In [None]:
import pandas as pd
import numpy as np
pd.options.plotting.backend = "plotly"

###  NOTE*: I have CLEARED all outputs due to the size of the notebook (cannot push the notebook to github with its output). If you want to see the output, please run the notebook yourself.

Questions answers:  
1- 18  
2- 46.445295712725304  
3- 0.9827547930522406  
4- 515  
5- 6.986190837370544  
6- 7.786409085078911  

### Load the data

In [None]:
data = (
    pd.read_parquet("../yellow_tripdata_2022-01.parquet")
)
data.head(2)

### Calculate Duration and its Standard Deviation (two methods are shown)

In [None]:
data = (
    data
    .assign(
    duration= lambda df_: df_.tpep_dropoff_datetime - df_.tpep_pickup_datetime,
    duration_minutes= lambda df_: df_.duration.dt.total_seconds() / 60
    )
)

In [None]:
(
    (data.duration_minutes).std() #it uses np.std under the hood but it is nice to discover all options.  
)

In [None]:
np.std(data.duration_minutes)

### Drop Outliers and get durations between [1, 60] minutes.  

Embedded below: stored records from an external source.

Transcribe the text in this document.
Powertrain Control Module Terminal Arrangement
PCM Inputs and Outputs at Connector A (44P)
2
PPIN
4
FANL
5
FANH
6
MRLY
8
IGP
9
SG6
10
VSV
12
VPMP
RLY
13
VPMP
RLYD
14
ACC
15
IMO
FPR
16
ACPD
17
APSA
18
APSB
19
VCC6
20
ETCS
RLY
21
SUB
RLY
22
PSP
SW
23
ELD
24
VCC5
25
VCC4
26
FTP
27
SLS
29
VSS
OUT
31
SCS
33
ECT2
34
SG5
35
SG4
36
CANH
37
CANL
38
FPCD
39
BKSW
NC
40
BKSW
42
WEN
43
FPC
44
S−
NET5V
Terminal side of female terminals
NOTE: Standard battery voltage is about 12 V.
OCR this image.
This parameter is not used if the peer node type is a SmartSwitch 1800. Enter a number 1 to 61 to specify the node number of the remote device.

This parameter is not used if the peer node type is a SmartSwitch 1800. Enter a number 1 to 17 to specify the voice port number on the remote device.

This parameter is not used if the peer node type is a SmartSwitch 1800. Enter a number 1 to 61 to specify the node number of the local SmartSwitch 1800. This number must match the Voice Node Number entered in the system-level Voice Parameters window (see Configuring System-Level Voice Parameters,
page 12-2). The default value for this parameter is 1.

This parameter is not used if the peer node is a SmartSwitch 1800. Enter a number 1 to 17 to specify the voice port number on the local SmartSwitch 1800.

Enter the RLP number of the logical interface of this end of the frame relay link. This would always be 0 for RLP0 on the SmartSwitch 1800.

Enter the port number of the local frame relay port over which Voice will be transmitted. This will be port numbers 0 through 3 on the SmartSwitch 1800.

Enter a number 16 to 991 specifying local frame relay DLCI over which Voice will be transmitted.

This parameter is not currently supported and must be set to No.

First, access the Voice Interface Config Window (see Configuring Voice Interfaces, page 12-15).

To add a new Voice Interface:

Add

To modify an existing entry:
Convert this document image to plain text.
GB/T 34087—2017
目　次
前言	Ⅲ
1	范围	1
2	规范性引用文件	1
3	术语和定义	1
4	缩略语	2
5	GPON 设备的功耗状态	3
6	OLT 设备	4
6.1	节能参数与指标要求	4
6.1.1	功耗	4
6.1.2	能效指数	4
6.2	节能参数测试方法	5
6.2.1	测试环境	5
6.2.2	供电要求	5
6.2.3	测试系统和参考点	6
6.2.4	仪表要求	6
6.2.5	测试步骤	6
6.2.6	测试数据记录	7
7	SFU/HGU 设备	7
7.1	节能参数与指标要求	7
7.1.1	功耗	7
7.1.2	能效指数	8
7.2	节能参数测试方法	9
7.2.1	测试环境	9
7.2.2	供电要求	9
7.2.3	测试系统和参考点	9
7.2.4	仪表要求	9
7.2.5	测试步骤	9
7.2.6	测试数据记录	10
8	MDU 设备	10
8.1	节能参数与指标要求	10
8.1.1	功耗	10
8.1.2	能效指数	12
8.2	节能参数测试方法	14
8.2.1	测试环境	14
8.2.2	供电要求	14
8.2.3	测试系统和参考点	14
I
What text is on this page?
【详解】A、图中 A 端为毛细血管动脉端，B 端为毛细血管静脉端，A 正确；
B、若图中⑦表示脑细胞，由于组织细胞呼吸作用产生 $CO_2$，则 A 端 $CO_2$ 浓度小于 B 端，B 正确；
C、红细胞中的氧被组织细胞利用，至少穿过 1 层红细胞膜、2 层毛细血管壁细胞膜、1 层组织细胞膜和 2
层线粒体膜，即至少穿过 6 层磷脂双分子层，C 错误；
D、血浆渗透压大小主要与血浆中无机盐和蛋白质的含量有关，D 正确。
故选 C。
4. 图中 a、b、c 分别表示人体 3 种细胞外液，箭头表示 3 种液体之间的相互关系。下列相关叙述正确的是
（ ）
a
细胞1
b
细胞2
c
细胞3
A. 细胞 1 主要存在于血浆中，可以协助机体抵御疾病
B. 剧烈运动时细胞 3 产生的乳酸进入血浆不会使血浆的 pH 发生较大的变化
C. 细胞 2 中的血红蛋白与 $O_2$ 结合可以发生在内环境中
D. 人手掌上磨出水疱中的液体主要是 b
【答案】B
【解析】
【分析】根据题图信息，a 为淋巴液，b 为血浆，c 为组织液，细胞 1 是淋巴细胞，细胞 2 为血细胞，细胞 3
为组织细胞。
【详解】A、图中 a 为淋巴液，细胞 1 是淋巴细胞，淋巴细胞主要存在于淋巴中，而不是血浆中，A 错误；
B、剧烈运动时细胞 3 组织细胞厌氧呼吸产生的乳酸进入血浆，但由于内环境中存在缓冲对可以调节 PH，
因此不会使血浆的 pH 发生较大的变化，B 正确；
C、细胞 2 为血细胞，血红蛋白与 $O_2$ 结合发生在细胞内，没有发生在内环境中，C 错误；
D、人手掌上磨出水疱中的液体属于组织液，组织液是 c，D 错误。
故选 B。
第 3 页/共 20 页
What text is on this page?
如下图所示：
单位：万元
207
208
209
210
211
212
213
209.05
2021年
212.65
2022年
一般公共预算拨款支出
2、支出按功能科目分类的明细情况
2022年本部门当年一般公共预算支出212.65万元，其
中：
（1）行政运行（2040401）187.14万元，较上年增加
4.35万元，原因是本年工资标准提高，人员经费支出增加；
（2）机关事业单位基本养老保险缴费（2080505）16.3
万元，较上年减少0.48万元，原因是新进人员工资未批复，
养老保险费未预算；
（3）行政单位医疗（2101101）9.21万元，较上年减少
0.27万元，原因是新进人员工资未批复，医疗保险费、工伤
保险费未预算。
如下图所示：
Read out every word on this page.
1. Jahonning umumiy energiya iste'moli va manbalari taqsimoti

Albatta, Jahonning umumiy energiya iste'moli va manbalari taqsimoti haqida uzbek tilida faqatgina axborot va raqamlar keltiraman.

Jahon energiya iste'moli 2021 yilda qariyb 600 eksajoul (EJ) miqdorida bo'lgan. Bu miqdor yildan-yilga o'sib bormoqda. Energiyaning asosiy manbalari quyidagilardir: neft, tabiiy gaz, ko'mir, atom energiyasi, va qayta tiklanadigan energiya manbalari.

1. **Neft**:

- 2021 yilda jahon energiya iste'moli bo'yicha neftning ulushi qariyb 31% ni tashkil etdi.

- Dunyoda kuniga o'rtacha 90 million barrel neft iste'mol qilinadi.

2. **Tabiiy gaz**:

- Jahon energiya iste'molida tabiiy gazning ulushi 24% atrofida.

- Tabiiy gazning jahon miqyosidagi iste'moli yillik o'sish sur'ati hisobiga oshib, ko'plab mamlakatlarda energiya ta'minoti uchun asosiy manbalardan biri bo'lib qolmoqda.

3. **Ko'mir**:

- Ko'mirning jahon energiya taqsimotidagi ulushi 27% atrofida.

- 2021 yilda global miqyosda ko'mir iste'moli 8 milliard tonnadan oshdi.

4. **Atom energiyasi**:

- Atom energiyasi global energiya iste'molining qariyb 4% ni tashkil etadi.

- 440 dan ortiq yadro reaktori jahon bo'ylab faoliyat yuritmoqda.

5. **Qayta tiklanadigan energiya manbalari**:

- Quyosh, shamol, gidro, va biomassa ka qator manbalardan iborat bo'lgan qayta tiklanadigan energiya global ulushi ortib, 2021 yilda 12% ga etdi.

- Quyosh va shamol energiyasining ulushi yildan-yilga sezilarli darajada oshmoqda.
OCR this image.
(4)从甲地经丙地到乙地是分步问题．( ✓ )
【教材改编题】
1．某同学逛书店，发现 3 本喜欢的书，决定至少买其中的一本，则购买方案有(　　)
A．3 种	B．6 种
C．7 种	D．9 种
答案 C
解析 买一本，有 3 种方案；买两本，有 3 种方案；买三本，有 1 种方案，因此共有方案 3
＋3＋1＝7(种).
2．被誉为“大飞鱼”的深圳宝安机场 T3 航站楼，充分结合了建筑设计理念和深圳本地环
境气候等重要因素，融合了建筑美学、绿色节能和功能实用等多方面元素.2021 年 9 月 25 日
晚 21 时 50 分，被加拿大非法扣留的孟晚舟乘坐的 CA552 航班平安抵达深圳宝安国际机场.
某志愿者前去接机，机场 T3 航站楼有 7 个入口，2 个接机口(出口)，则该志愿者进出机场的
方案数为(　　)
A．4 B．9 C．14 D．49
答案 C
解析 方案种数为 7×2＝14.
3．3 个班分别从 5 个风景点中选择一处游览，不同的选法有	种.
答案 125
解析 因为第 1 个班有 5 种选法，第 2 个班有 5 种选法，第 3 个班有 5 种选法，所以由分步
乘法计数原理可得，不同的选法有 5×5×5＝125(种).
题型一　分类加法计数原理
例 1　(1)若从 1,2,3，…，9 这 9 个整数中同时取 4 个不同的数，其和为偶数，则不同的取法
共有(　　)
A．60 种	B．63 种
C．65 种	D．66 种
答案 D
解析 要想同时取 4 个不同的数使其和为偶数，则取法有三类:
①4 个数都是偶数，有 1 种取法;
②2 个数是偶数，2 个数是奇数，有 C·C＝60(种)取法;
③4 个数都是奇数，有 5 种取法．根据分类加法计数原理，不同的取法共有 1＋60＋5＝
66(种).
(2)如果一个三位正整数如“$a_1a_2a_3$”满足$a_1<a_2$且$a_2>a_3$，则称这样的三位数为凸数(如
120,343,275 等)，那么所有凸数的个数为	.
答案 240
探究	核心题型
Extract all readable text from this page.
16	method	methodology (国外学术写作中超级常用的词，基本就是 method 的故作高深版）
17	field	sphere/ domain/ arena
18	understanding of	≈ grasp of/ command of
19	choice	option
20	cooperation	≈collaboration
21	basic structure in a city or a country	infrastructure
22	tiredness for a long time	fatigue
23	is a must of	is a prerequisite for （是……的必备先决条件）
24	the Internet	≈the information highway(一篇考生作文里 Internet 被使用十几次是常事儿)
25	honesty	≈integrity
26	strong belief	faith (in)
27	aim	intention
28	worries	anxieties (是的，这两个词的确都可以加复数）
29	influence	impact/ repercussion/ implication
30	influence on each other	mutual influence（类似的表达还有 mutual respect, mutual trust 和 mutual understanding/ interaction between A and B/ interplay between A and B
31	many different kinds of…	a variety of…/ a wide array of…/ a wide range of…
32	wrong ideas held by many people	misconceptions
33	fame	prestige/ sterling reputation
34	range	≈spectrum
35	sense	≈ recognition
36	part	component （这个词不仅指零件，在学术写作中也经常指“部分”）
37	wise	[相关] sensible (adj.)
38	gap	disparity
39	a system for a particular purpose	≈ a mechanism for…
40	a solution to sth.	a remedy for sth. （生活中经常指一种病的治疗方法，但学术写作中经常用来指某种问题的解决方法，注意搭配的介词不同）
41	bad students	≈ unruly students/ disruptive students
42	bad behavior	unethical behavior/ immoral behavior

I have used plotly to create a box plot since it is more informative about the distribution than the seabor historgram  plot .

In [None]:
(
  data
  .duration_minutes
  .plot.box()  
)

In [None]:
import seaborn as sns
sns.histplot(data.duration_minutes, label="duration in minutes", kde=True, stat="density", linewidth=0)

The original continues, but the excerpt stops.